Sebelumnya, Mahkamah Kehormatan Dewan (MKD) DPR menyebutkan Rahayu Saraswati Djojohadikusumo tetap merupakan anggota DPR periode 2024-2029, sehingga status keponakan Presiden Prabowo Subianto itu tidak nonaktif.
“MKD DPR memutuskan bahwa Saudari Rahayu Saraswati tetap sebagai Anggota DPR RI periode 2024-2029,” ujar Ketua MKD DPR Nazaruddin Dek Gam di Jakarta, Kamis (30/10/2025).
Adapun keputusan itu dilakukan guna menindaklanjuti surat Majelis Kehormatan Partai Gerindra Nomor 10-043/B/MK-GERINDRA/2025 tertanggal 16 Oktober 2025 perihal surat keterangan terkait keanggotaan Saudari Rahayu Saraswati.

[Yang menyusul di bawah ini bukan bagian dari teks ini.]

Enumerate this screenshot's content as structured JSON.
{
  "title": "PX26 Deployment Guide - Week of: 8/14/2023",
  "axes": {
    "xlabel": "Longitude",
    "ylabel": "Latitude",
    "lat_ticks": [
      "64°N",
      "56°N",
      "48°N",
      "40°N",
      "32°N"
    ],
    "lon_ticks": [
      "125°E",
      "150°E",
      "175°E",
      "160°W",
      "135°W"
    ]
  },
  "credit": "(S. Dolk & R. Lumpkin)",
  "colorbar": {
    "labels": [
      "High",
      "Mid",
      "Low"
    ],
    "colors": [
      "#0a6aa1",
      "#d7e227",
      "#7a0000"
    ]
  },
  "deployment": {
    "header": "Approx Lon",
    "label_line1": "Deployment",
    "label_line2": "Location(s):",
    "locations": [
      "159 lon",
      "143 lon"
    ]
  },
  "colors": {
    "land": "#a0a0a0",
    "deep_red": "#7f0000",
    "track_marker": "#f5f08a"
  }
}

Menurutnya, keputusan itu diambil setelah MKD DPR melakukan pembahasan dan mempertimbangkan aspek hukum, ketentuan tata beracara MKD. Selain itu, dia mengatakan MKD DPR RI juga memutuskan hal itu berdasarkan putusan Majelis Kehormatan Partai Gerindra.
Ia menegaskan, MKD akan terus menjalankan tugas konstitusionalnya secara profesional, independen, dan berpedoman pada prinsip-prinsip penegakan etik dalam menjaga marwah dan kehormatan lembaga legislatif.